The publication dates are interesting when viewed as a whole, and we imagien a reader in the era of awaiting its new releases. These weren't comic books in the general Superman/Batman?Spiderman sense, these were smaller-dimensioned books of about 180+pages each, and they were released pretty rugularly for a while: Jan 2008; Sep 2009; Sep 2010; Sep 2011; Sep 2012; Aug 2014; Feb 2016; Sep 2018; and the final, 200+ page release was in February 2024, a wait of five-and-a-half years.


All said, the story is deep and iconoclastic, confident and angry at established norms that are hard to swallow, and, for the few melodramatic dialogue flourishes, the point the characters are making remains salient: you have to believe in one another and trust that people can change to actually make any changes.

I read pretty fast, I suppose, but each one of these takes, maybe, a half-hour to read. And when they're all at the library, the commitment of time time, money, and storage here at the apartment is low. Plus Cass and I got to gossip about the story? Priceless.
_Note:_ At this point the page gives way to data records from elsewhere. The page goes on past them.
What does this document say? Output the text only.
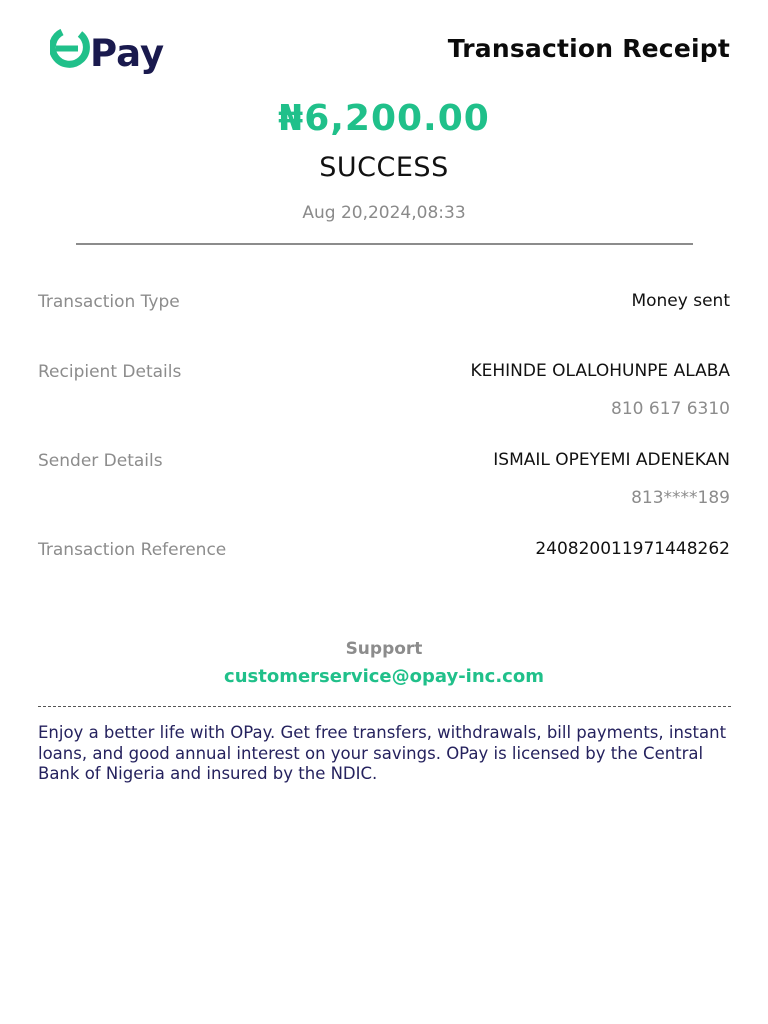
Pay	Transaction Receipt
₦6,200.00
SUCCESS
Aug 20,2024,08:33
Transaction Type	Money sent
Recipient Details	KEHINDE OLALOHUNPE ALABA
810 617 6310
Sender Details	ISMAIL OPEYEMI ADENEKAN
813****189
Transaction Reference	240820011971448262
Support
customerservice@opay-inc.com
Enjoy a better life with OPay. Get free transfers, withdrawals, bill payments, instant loans, and good annual interest on your savings. OPay is licensed by the Central Bank of Nigeria and insured by the NDIC.
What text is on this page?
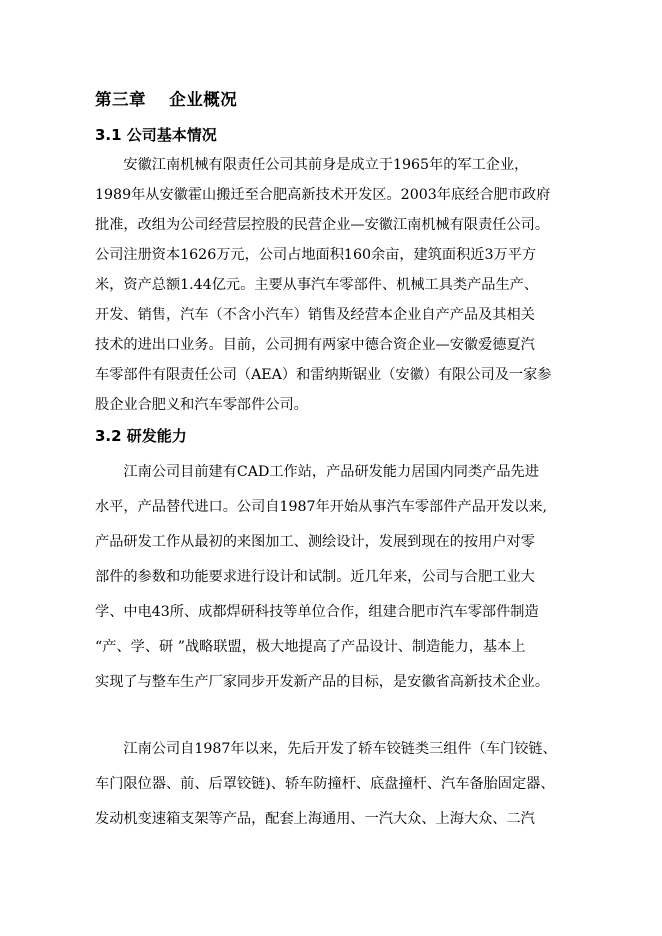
第三章　 企业概况
3.1 公司基本情况
　　安徽江南机械有限责任公司其前身是成立于1965年的军工企业，
1989年从安徽霍山搬迁至合肥高新技术开发区。2003年底经合肥市政府
批准，改组为公司经营层控股的民营企业—安徽江南机械有限责任公司。
公司注册资本1626万元，公司占地面积160余亩，建筑面积近3万平方
米，资产总额1.44亿元。主要从事汽车零部件、机械工具类产品生产、
开发、销售，汽车（不含小汽车）销售及经营本企业自产产品及其相关
技术的进出口业务。目前，公司拥有两家中德合资企业—安徽爱德夏汽
车零部件有限责任公司（AEA）和雷纳斯锯业（安徽）有限公司及一家参
股企业合肥义和汽车零部件公司。
3.2 研发能力
　　江南公司目前建有CAD工作站，产品研发能力居国内同类产品先进
水平，产品替代进口。公司自1987年开始从事汽车零部件产品开发以来,
产品研发工作从最初的来图加工、测绘设计，发展到现在的按用户对零
部件的参数和功能要求进行设计和试制。近几年来，公司与合肥工业大
学、中电43所、成都焊研科技等单位合作，组建合肥市汽车零部件制造
“产、学、研 ”战略联盟，极大地提高了产品设计、制造能力，基本上
实现了与整车生产厂家同步开发新产品的目标，是安徽省高新技术企业。
　　江南公司自1987年以来，先后开发了轿车铰链类三组件（车门铰链、
车门限位器、前、后罩铰链)、轿车防撞杆、底盘撞杆、汽车备胎固定器、
发动机变速箱支架等产品，配套上海通用、一汽大众、上海大众、二汽
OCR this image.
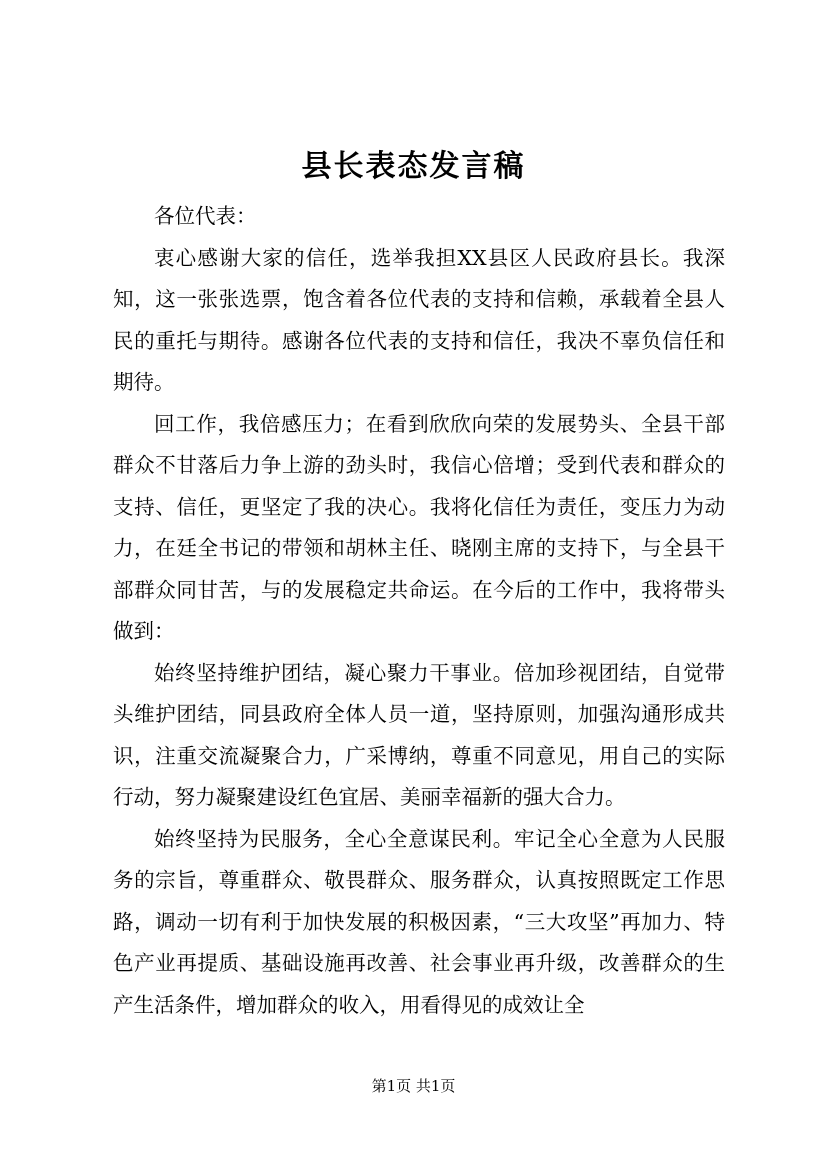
县长表态发言稿

各位代表：

衷心感谢大家的信任，选举我担XX县区人民政府县长。我深知，这一张张选票，饱含着各位代表的支持和信赖，承载着全县人民的重托与期待。感谢各位代表的支持和信任，我决不辜负信任和期待。

回工作，我倍感压力；在看到欣欣向荣的发展势头、全县干部群众不甘落后力争上游的劲头时，我信心倍增；受到代表和群众的支持、信任，更坚定了我的决心。我将化信任为责任，变压力为动力，在廷全书记的带领和胡林主任、晓刚主席的支持下，与全县干部群众同甘苦，与的发展稳定共命运。在今后的工作中，我将带头做到：

始终坚持维护团结，凝心聚力干事业。倍加珍视团结，自觉带头维护团结，同县政府全体人员一道，坚持原则，加强沟通形成共识，注重交流凝聚合力，广采博纳，尊重不同意见，用自己的实际行动，努力凝聚建设红色宜居、美丽幸福新的强大合力。

始终坚持为民服务，全心全意谋民利。牢记全心全意为人民服务的宗旨，尊重群众、敬畏群众、服务群众，认真按照既定工作思路，调动一切有利于加快发展的积极因素，“三大攻坚”再加力、特色产业再提质、基础设施再改善、社会事业再升级，改善群众的生产生活条件，增加群众的收入，用看得见的成效让全

第1页 共1页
After that half-decade between #8 and #9, the fair question is: Did it stick the landing?

I won't spoil anything, but Kibuishi was bold enough to introduce a major new idea in that last book which kinda reshapes belief structures in their world.

Cass and I are monitoring the news that Netflix is getting into the Amulet business, as in they're working with Kazu on an upcoming project. We're excited for that, and hoping it actually comes to fruition.

Thursday, January 1, 2026

Happy New Year 2026

The rain stopped long enough for us to take Cass's new bike out on a ride, The day was eventually beautiful, or what it was worth.


We rode over to the sweeping incline/decline at the lighthouse.


And while the debris was steady in the sea, as the river channel emptied out into the ocean proper, the water looked a strange kind of enticing.


Happy New Year to you and yours! Let's see of we can't improve the lot for so, so many in 2026.